The name Saliba is derived from the Holy Crusades of the Middle Ages. Literally translated, Saliba means "the Cross" or "the Crusader".
During the Middle Ages, Christian Europe, especially as it pertained to the Catholic Church, grew more and more vexed by the Muslim occupation of the Holy Land, ie., the area of the middle east that is known today as Israel and Lebanon.
A confederation of European nation-states, at the behest of the Pope, assembled an army to travel to the Holy Land and liberate it from the hands of what was considered the infidel Arabs.
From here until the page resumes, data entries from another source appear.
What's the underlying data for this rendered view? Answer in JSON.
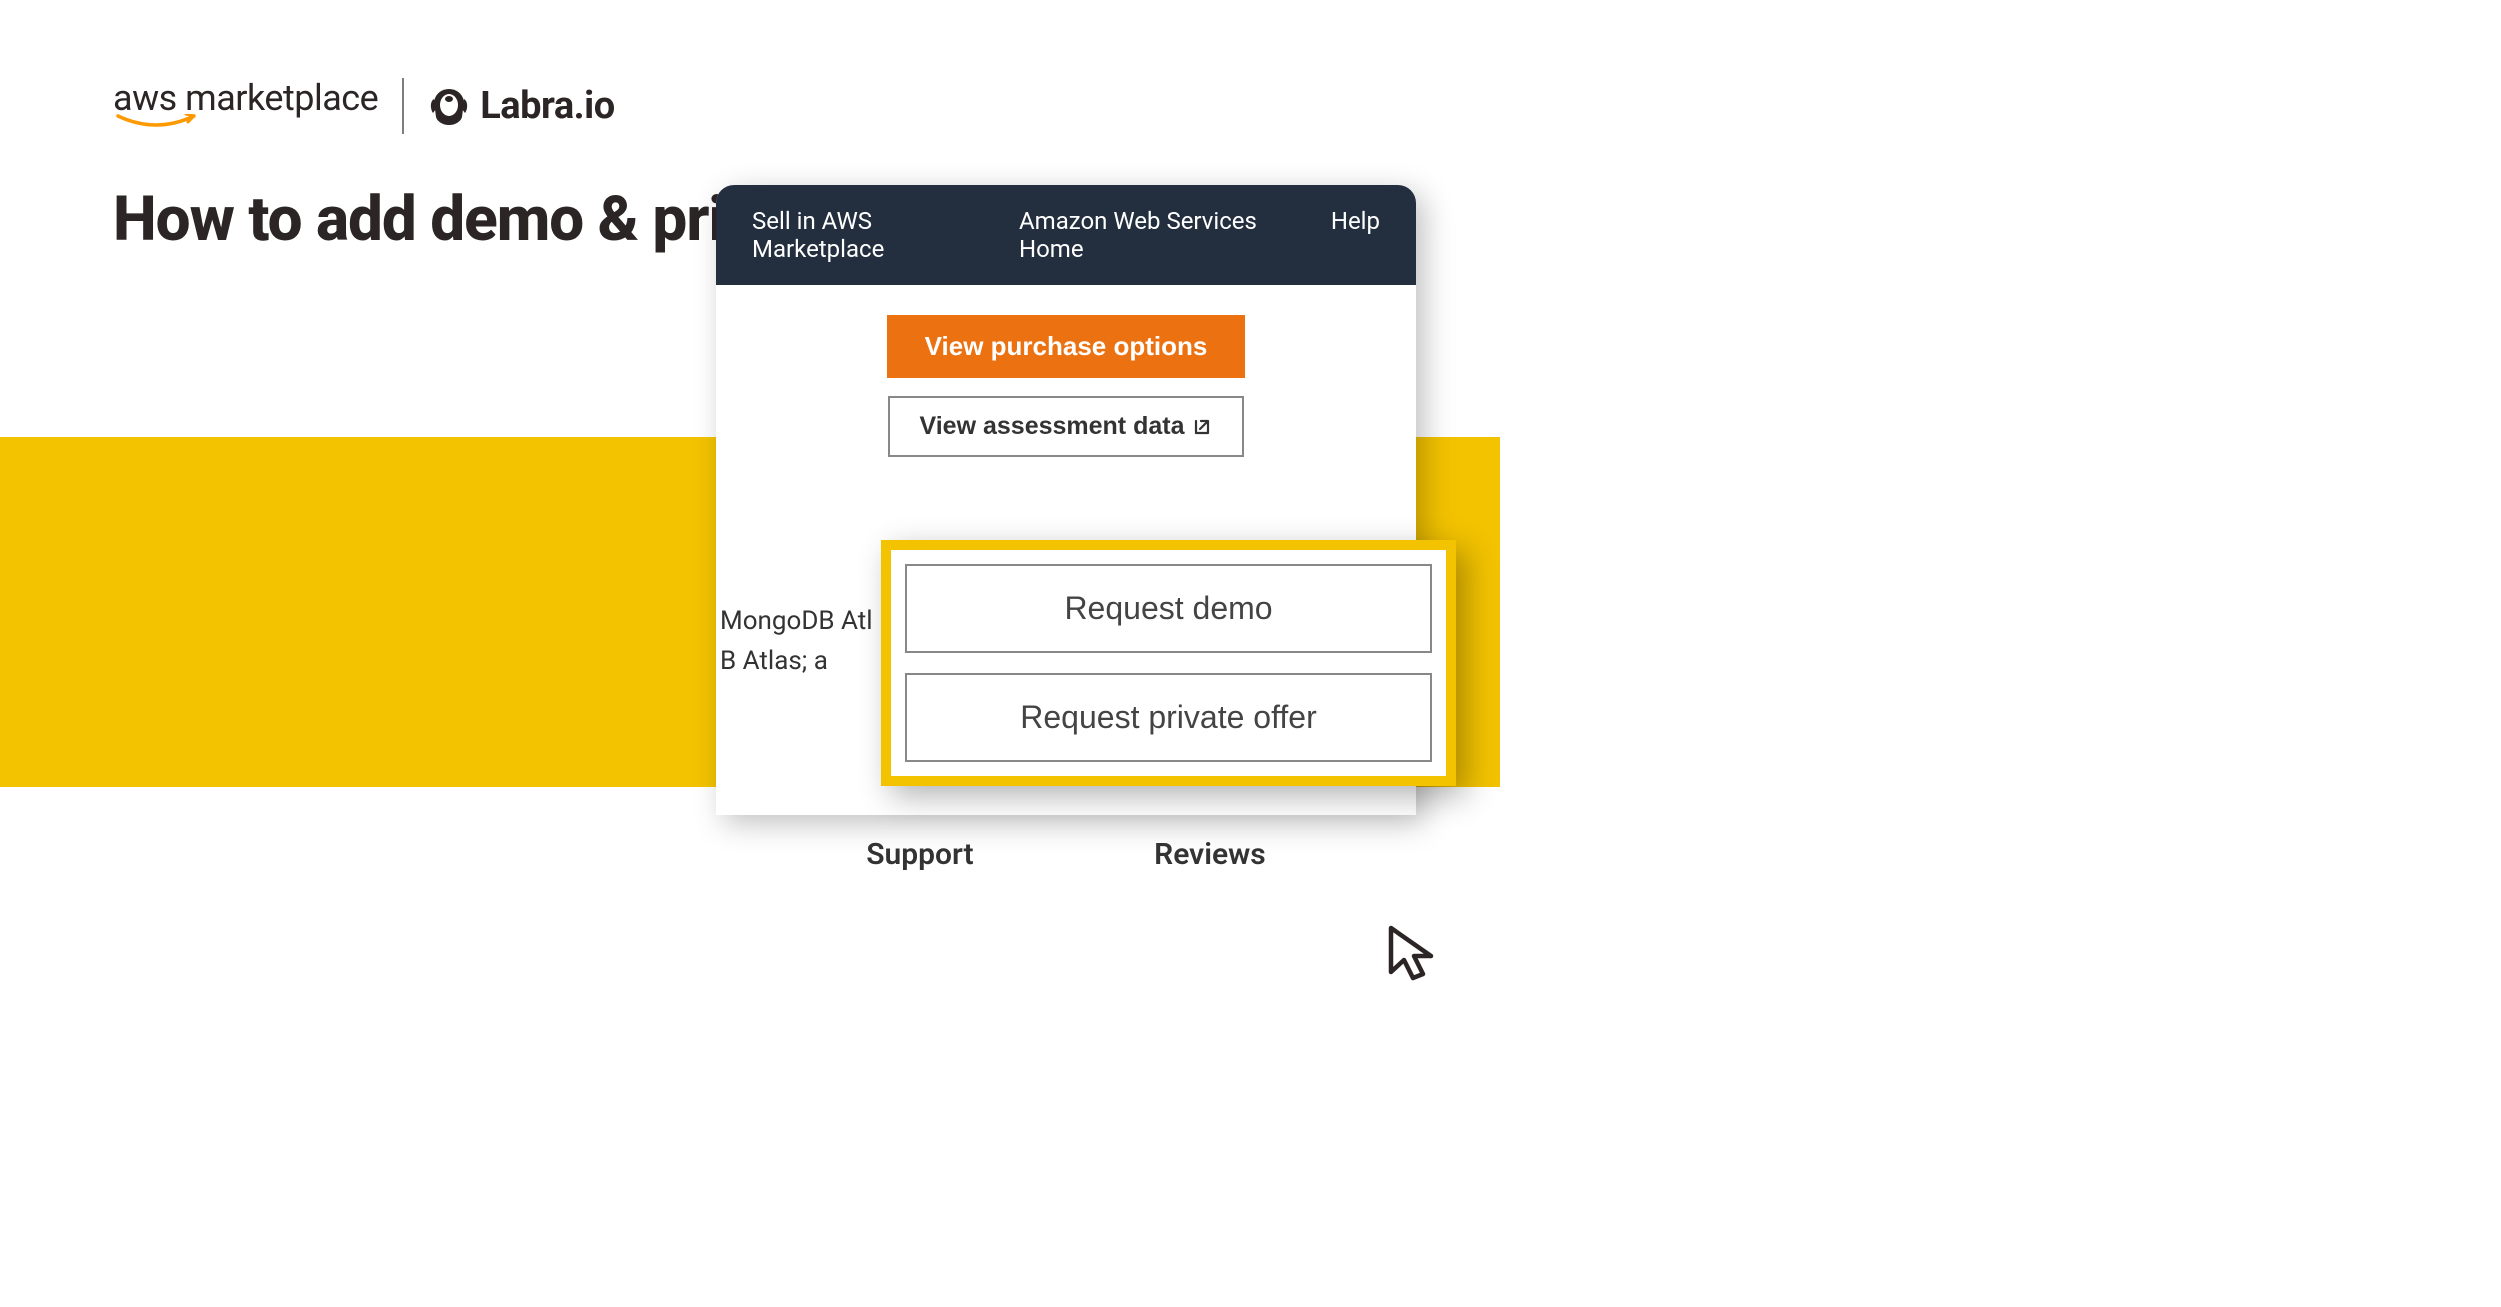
{
  "logos": {
    "aws": "aws marketplace",
    "labra": "Labra.io"
  },
  "heading": "How to add demo & private offer requests",
  "nav": {
    "sell": "Sell in AWS Marketplace",
    "home": "Amazon Web Services Home",
    "help": "Help"
  },
  "buttons": {
    "purchase": "View purchase options",
    "assessment": "View assessment data",
    "demo": "Request demo",
    "private_offer": "Request private offer"
  },
  "product_text_line1": "MongoDB Atl",
  "product_text_line2": "B Atlas; a",
  "tabs": {
    "support": "Support",
    "reviews": "Reviews"
  }
}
These Crusades lasted several hundred years.
Many of the Knights and warriors that traveled the long, overland distances from Europe to the Holy Land, did not wish to return home after the wars were over.
They stayed, took wives of local descent, and made their new homes in the Christian colonies of the Holy Land.
Naturally, the Saliba family is Christian, not Muslim, and tends to practice the Eastern Orthodox version of Catholicism (although my family is traditionally western Roman Catholic).
The Saliba ancestry is most prevelant in the mountainous, northern region of Lebanon, centered around the town of Beit Adin. From there, one can stand atop snow-capped mountains, dense with the lush, cedar forests that are the symbol of the county's flag, and gaze at the deep blue of the Mediterranean, sparkling below.